|Genus||Physignathus + Intellagama|
|Species||Physignathus cocincinus (Chinese) + Intellagama lesueurii (Australian)|
|Length||Up to 3.3 ft (1 m)|
|Weight||Up to 2.2 lbs (1 kg)|
|Social Structure||Small, hierarchical groups|
|Preferred Habitat||Tropical Rain Forests, near water|
|Average Clutch Size||Around 7 eggs|
|Main Prey Species||Insects, though some vegetation is also eaten|
|Predators||Large birds, mammals, other reptiles, humans|
The water dragon is a type of lizard native to Southeast Asia, Australia, and New Guinea. They are known for having a crest on their neck and a well-developed ability to swim and hold their breath. In fact, the main defense of the water dragon is to drop from the trees into a river or lake. Here, they can remain hidden underwater for up to 90 minutes!
While the water dragon is commonly kept as a pet, the species is considered “Vulnerable” in the wild – in part due to the pet trade. Plus, while the pet trade has depleted the water dragon from its natural environment, it has also established invasive populations in other areas. So, keeping a water dragon as a pet is questionable, at best. However, captive breeding operations may help reduce the harvest of water dragons from the wild.
In their natural environment, water dragons are very interesting lizards. Related to other “dragon” species in the subfamily Amphibolurinae, the water dragon consists of two main species: the Australian water dragon and the Chinese water dragon. The Australian water dragon is a grayish-brown color and often has a black stripe on its eye. By comparison, the Chinese water dragon is a greenish color that does not have a stripe on its eye. Both species have a frilled crest just behind their rather large head.
Water dragons are insectivores, feeding on a wide variety of insects found in tropical and subtropical environments. When they are not hunting insects, the water dragon spends its time basking in the trees. Water dragons tend to form hierarchical social groups, with the biggest males and females getting the best basking spots and mating opportunities.
Interesting Insights from the Water Dragon!
While the water dragon has a mythical name, it is actually a perfect species to explain several different biological concepts that are very real.

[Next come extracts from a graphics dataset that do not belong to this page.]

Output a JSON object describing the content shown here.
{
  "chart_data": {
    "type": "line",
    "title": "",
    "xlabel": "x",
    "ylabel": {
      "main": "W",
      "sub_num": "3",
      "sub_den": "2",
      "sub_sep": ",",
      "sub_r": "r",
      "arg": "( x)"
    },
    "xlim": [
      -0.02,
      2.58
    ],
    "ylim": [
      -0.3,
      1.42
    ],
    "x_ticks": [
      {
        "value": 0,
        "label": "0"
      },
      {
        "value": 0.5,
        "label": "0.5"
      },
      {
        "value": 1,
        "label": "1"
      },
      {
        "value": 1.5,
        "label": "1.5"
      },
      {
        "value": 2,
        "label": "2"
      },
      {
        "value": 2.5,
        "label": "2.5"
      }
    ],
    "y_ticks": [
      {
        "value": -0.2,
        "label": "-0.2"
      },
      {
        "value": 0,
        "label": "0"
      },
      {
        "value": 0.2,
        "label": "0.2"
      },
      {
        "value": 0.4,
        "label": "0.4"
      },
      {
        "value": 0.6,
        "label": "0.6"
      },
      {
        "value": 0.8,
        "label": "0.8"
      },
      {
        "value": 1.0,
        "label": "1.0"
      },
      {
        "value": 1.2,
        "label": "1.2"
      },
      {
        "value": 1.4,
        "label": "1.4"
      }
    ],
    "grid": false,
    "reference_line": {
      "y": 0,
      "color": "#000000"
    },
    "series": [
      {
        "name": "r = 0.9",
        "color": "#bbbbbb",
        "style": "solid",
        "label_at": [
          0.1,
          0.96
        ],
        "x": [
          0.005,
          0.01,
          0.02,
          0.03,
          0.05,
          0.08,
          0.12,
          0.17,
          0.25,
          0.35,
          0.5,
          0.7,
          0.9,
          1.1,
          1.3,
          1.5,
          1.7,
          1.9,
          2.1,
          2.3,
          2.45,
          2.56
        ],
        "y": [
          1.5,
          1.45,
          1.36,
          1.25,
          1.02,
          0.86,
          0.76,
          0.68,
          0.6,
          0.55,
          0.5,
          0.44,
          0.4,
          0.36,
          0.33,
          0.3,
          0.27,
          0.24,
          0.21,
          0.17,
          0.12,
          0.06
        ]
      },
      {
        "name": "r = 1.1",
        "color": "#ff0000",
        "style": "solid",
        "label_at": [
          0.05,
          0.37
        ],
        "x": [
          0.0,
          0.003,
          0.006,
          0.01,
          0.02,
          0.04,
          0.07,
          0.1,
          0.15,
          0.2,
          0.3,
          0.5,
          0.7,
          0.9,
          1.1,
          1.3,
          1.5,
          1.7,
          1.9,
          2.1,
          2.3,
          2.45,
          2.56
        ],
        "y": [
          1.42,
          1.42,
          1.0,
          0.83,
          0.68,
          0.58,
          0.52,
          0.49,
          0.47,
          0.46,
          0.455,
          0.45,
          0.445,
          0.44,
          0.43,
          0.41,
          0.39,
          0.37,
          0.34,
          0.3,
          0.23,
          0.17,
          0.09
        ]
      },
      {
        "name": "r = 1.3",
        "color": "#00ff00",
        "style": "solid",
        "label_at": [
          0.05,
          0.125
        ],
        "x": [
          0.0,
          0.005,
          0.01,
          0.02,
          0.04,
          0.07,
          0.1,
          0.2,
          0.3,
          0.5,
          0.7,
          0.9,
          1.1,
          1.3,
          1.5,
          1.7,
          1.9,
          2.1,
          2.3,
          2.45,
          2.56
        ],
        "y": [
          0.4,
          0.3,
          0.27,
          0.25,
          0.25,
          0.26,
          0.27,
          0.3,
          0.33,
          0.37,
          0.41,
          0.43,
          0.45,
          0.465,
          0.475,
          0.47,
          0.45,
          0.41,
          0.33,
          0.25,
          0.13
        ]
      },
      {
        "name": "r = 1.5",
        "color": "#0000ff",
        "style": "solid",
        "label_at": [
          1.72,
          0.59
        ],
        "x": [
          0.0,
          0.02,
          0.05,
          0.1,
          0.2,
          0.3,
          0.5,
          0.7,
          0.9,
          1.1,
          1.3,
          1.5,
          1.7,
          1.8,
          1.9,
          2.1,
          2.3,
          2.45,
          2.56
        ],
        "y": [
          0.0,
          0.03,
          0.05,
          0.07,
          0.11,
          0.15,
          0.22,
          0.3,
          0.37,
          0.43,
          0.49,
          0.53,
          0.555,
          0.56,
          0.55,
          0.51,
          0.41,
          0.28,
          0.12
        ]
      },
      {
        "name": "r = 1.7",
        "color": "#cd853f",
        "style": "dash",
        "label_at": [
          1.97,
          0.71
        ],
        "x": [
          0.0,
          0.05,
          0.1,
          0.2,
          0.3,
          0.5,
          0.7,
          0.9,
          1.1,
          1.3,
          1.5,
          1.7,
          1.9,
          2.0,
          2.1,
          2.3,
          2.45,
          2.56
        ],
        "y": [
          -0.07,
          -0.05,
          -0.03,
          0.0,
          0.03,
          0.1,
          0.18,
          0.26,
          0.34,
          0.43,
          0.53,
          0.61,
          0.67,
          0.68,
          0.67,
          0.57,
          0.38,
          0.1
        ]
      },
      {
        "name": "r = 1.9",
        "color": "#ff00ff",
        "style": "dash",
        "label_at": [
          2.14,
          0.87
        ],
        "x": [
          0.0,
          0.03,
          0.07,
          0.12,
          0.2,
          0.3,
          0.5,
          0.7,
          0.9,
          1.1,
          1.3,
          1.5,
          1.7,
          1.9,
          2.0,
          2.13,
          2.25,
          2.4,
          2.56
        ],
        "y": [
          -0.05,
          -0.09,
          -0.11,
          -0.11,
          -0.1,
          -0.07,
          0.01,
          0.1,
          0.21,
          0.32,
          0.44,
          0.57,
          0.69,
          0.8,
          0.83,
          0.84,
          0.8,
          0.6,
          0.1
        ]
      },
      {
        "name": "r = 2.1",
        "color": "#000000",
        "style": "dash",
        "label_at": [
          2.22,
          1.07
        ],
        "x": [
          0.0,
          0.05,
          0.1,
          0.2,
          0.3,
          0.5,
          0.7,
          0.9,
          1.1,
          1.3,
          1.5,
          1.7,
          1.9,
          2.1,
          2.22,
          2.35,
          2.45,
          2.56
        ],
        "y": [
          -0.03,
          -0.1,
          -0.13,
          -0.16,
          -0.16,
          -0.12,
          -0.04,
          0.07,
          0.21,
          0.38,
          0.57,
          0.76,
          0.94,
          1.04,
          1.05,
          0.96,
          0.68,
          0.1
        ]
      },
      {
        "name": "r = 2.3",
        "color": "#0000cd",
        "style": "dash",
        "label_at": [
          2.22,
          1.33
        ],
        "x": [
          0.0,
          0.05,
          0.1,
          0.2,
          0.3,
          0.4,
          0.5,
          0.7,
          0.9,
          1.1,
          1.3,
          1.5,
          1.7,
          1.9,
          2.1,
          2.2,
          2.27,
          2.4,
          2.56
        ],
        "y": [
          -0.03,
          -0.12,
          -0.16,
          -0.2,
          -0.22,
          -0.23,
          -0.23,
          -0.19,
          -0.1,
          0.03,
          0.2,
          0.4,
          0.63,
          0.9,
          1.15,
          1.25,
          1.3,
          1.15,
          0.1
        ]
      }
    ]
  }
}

Like most reptiles, water dragons have an organ known as the pineal eye. Between their eyes lies a small, iridescent patch of scales that cover light-receiving nerve endings. Many lizards use this organ to sense the intensity of sunlight, which helps them determine which spots are the best places to bask. Basking is necessary for lizards because it raises their body temperature, allowing them to keep their temperature in a specific range. What’s more interesting is that humans (and all mammals) have a similar structure – the pineal gland.
Though the human pineal gland is buried deep within our brains, it is connected to neurons in the eye. When our eyes perceive light, a signal is sent to the pineal gland. This signal causes the pineal gland to stop producing melatonin, a hormone crucial to our sleep and wake cycles. When no or very little light is detected by the pineal gland, it again starts to release melatonin. This hormone affects many parts of your brain and body – preparing you for sleep! This helps regulate our circadian rhythm and keeps our bodies healthy.
Parthenogenesis is an ability that some animals have to reproduce asexually, even though the species is normally sexually reproducing. Through parthenogenesis, a female is able to create viable offspring – without ever having been fertilized by a male. Essentially, this is equivalent to a virgin birth!
The water dragon is one of only a few species that has been observed completing parthenogenesis. Through this process, an unfertilized egg goes through a duplication event to become a diploid cell. If the female’s genetics do not contain a large number of deleterious recessive mutations, the offspring can be viable. Studies on water dragons have shown that parthenogenesis does occur, and genetic analysis showed that these offspring were almost identical to the female they came from.
Interestingly, parthenogenesis is seen in a number of other reptiles including garter snakes, Colombian rainbow boas, and common boas. However, it is much more common in invertebrates like insects, snails, worms, and microscopic organisms. Still, parthenogenesis has been seen in birds, sharks, and other groups – though it is usually limited to a single species and is incredibly rare.